A 26-year-old woman had the sudden onset of numbness in her right hand and face. This cleared within a few minutes only to recur on two more occasions within the next 48 hours. She then suddenly became aphasic with numbness and weakness of her right hand and face. Neurologic examination demonstrated a fluent aphasia, with a right central facial and hand weakness. Her muscle stretch reflexes were enhanced in her right arm associated with a right Babinski sign. She had a grade III/IV systolic murmur at the apex of her heart. Brain imaging demonstrated a left parietal temporal mass suggestive of a cerebritis or an abscess. Empirical antibiotics were begun. Within 36 hours, blood cultures demonstrated a gram-positive diplococcus. The antibiotics were adjusted appropriately. Within 48 hours, her condition had stabilized. Repeat imaging studies 1 week later showed improvement. Surgical decompression was considered early on; however, the antimicrobial therapy was sufficient. She gradually improved having an almost complete recovery. When her speech improved, she subsequently recalled having had a dental hygiene appointment a few weeks before the onset of her illness. Previously, she had not been aware of having a mitral valve lesion. She was instructed that she needed antimicrobial therapy prior to any dental or other medically invasive procedure in the future.

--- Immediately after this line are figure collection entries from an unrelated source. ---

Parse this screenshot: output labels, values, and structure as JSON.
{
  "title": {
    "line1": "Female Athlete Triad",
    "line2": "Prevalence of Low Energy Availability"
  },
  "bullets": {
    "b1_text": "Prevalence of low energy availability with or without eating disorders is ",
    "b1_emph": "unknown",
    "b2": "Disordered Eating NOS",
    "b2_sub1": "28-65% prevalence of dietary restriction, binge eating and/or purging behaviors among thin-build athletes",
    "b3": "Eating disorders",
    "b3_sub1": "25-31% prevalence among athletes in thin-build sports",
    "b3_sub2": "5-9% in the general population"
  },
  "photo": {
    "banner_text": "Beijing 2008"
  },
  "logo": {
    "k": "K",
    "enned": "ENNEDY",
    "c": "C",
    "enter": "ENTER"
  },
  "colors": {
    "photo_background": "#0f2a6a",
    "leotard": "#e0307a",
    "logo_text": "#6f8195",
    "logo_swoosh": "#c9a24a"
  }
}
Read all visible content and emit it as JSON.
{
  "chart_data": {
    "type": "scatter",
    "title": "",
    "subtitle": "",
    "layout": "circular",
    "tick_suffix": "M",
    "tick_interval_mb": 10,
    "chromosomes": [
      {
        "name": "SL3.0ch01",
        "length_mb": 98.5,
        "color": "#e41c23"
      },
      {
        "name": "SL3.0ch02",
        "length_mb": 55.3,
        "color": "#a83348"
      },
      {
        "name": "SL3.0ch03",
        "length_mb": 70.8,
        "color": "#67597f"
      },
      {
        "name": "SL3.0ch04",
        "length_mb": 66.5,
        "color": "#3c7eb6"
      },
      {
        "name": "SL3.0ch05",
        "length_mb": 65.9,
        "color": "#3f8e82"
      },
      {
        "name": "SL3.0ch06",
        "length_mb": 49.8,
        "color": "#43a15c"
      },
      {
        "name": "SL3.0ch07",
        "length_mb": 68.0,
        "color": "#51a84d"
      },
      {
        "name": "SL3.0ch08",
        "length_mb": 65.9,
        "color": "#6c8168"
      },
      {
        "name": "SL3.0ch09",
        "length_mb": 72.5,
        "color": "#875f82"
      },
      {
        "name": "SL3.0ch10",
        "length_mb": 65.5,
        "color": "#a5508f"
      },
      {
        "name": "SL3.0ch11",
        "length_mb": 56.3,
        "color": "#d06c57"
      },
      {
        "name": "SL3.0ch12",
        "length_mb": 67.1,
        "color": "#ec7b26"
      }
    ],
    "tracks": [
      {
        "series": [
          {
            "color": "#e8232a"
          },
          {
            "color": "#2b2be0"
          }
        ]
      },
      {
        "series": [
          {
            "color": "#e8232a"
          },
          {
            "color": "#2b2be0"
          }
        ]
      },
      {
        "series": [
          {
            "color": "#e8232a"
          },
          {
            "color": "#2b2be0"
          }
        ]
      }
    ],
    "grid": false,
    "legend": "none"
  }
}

Brain abscess, which may be indolent or fulminant, results from direct extension of a contiguous focus, such as middle ear or sinus infections, congenital heart disease with a right-to-left shunt, or very rarely a pulmonary arteriovenous malformation having similar shunt mechanisms. Hematogenous spread may occur from distant infection sites in the head and neck, heart (infectious endocarditis), lung, or abdomen, or direct introduction of bacteria after penetrating head injuries. Brain abscess can occur after surgical procedures, as in the vignette on p. 408. The cardinal symptom of brain abscess is relentless and progressive headache, usually followed by focal neurologic manifestations. Only two thirds of patients have fever. Papilledema and other signs of increased intracranial pressure may occasionally develop; however, the availability of imaging studies makes it more likely that the abscess will be identified prior to its obtaining significant enough mass to create increased intracranial pressure.

Most brain abscess cases are polymicrobial. Etiologic agents often include aerobic bacteria, such as streptococci, Enterobacteriaceae, and staphylococci. Streptococcus milleri normally resides in the oral cavity, appendix, and female genital tract and has a proclivity for abscess formation. Anaerobic microorganisms, such as Bacteroides and Prevotella species, are present in up to 40% of cases. Fungi are uncommon but increasingly recognized among immunosuppressed patients.

MRI is most helpful for making the initial diagnosis (Fig. 48-3). The characteristic appearance is a focal cerebral lesion with a hypodense center and a peripheral uniform ring enhancement subsequent to contrast material injection. Sometimes there is a concomitant area of surrounding edema. In these circumstances, if at all possible lumbar puncture should be avoided to prevent abscess herniation or rupture into the ventricular system.